Jonas’s minutes. The kid is earning them. Since returning from injury, he’s played 30 minutes just twice in 12 games, averaging just 19 minutes a game. If the opponent doesn’t have a line-up that makes sense to go small against (like the Knicks), keep the kid in the game.
Okay, enough about Casey. I think I’ve made my point, and I’m sure people will chime in in the comments (they already have in the comments of my Quick Reaction). Actually you know what? One more:
Not stopping a run. Raptors lead 21-7 eight minutes into the game. Bargnani comes in for Johnson. A few seconds later, Fields enters for Valanciunas. Seconds later, Anderson comes in for DeRozan and then Lucas for Lowry. The score is closed to 25-20 by the end of the frame (that’s a 13-4 run). No timeouts were called (except at 23-9 when there was no issue yet), and for the sake of fairness, Valanciunas had picked up his second foul. But that 13-4 run was stretched all the way to a 20-8 run before Casey called a timeout (two minutes into the second). That’s a 20-8 run over six minutes with only the quarter break to try and settle things down.

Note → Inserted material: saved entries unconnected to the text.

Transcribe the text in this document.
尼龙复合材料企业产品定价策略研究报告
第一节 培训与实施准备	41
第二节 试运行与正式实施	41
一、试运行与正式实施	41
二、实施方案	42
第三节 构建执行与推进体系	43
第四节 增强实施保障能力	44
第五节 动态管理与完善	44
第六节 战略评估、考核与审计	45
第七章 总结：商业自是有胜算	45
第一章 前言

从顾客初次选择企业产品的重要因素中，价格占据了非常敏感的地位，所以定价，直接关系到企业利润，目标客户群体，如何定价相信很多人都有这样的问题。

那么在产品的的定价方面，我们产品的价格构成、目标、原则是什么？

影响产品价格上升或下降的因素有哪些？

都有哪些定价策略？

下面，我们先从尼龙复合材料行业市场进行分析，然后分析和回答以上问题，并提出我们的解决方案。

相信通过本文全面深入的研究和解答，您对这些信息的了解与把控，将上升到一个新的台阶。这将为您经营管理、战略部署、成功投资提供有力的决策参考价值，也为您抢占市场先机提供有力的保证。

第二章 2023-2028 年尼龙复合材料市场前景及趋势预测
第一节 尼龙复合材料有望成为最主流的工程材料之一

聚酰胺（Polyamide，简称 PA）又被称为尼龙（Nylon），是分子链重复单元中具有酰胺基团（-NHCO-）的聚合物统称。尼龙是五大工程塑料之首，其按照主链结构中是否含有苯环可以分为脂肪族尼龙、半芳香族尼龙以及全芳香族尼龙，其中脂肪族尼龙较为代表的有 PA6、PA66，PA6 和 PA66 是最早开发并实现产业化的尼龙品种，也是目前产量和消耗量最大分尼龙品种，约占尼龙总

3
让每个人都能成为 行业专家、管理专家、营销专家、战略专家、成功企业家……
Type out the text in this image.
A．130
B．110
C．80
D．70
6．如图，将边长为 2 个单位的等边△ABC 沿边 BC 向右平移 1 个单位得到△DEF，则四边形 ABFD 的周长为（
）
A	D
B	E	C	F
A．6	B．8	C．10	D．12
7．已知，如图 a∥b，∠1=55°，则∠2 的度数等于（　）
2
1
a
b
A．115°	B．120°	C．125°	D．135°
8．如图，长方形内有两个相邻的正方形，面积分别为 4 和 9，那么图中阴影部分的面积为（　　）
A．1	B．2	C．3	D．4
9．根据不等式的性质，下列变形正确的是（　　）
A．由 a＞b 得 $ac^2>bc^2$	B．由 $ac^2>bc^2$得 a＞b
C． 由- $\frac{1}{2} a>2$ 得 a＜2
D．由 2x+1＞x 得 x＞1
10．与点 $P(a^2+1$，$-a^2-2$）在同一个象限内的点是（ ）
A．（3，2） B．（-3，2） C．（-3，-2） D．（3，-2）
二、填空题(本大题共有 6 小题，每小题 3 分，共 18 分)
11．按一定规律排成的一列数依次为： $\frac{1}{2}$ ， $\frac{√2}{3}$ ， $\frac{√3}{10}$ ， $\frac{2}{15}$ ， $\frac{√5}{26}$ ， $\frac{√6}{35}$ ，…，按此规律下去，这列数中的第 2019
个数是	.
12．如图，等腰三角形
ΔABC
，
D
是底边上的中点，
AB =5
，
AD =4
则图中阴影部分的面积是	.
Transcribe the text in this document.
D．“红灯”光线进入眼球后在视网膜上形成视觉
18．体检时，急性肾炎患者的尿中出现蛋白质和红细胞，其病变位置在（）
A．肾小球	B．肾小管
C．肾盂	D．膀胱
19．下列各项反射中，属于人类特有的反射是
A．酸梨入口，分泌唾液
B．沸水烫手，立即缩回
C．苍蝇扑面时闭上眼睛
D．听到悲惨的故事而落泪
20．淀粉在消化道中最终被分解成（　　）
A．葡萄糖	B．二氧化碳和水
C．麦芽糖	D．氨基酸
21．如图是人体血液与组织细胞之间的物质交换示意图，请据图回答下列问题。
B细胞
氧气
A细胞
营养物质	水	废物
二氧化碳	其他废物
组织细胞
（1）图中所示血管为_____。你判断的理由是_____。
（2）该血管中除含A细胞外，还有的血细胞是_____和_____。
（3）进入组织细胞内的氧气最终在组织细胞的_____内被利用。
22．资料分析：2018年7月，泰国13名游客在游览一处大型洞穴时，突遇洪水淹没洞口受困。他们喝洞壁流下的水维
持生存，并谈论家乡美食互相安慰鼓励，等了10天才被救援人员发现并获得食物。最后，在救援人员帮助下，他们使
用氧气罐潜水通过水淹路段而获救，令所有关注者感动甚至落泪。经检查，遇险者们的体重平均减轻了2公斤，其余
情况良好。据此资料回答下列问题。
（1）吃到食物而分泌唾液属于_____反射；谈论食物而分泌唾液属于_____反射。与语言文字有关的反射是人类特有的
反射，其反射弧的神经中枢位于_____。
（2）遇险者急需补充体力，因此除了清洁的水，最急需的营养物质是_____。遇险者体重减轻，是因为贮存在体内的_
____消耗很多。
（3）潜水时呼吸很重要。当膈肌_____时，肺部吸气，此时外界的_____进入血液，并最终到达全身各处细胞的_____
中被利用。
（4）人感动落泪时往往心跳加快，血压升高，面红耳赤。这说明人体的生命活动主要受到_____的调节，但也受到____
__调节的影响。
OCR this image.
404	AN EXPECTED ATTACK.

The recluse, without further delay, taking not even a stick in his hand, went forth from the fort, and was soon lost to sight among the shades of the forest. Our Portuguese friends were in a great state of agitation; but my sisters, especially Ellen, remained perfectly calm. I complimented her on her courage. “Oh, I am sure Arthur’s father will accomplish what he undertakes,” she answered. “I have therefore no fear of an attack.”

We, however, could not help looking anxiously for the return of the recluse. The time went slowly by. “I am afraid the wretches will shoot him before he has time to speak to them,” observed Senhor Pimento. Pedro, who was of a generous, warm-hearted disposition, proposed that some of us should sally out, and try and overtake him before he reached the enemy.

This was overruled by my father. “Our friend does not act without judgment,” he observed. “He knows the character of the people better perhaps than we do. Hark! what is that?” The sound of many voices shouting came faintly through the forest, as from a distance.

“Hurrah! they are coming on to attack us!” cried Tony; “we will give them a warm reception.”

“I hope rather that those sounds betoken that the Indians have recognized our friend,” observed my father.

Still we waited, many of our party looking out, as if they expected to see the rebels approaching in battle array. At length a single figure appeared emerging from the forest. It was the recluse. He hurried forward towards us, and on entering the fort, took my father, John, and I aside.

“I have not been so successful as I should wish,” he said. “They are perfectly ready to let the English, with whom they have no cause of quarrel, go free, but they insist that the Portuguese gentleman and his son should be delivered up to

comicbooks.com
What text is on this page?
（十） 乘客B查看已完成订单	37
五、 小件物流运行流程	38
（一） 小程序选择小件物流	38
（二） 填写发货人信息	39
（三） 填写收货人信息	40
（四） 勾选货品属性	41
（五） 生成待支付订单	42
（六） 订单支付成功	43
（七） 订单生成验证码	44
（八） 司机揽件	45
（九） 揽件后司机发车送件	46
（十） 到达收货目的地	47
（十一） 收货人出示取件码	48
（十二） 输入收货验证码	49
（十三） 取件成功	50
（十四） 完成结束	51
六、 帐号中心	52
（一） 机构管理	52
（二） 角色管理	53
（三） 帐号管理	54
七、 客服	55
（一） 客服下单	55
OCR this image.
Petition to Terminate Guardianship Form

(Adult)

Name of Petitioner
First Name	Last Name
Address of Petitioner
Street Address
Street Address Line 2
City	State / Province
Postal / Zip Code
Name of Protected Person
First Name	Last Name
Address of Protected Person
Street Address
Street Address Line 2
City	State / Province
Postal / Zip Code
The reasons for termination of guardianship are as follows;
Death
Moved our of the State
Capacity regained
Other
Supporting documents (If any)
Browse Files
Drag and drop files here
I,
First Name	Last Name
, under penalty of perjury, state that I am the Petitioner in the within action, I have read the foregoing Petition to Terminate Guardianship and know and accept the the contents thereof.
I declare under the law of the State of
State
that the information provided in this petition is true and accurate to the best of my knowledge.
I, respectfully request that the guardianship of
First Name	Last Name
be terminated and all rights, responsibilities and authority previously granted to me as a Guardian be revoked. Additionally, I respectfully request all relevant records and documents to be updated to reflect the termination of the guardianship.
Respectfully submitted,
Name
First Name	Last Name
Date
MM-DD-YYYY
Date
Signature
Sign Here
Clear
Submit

Again. Raptors trail 73-71 eight minutes into the third quarter. Aaron Gray checks in for Jonas and shortly after, Bassy checks in for Lowry. Anderson subs in for Gay after a few misses on both sides. Cleveland goes on a 7-0 run over this four minute period, but Casey has the quarter break to work things out. DeRozan is back in for Gray, and Lowry and Bargs will check in during this span (for Telfair and Amir). Just inside the nine-minute mark, Casey finally calls a timeout, stuck 15. That’s a 13-0 run over seven minutes with only the quarter break to try and settle things down.
And you know what? That’s 1,300 words, so let’s call it a post-game at that. Jonas good, DeMar good, Casey bad. It wasn’t all Casey’s fault, of course, as Gay’s shot selection was poor late in the game and, you know, it’s also on the bench players to DO SOMETHING when in the game. Casey may have mismanaged the rotations and failed to stop runs, but all of the bench players still played horrible basketball, and that’s out of his control.
I’m sure I missed some stuff, so check that quick react and discuss in the comments. I know this might seem like a slam piece on Casey, and perhaps it is, but for the most part I have stuck with the players when I do my articles and these post-games, so I was due for a rant. Casey isn’t a bad coach, but he needs help with player rotations.There’s nothing wrong with having a blind spot, just address it.
I’m off to Boston for four days. Everyone be kind to Arse as he runs the site solo for the weekend!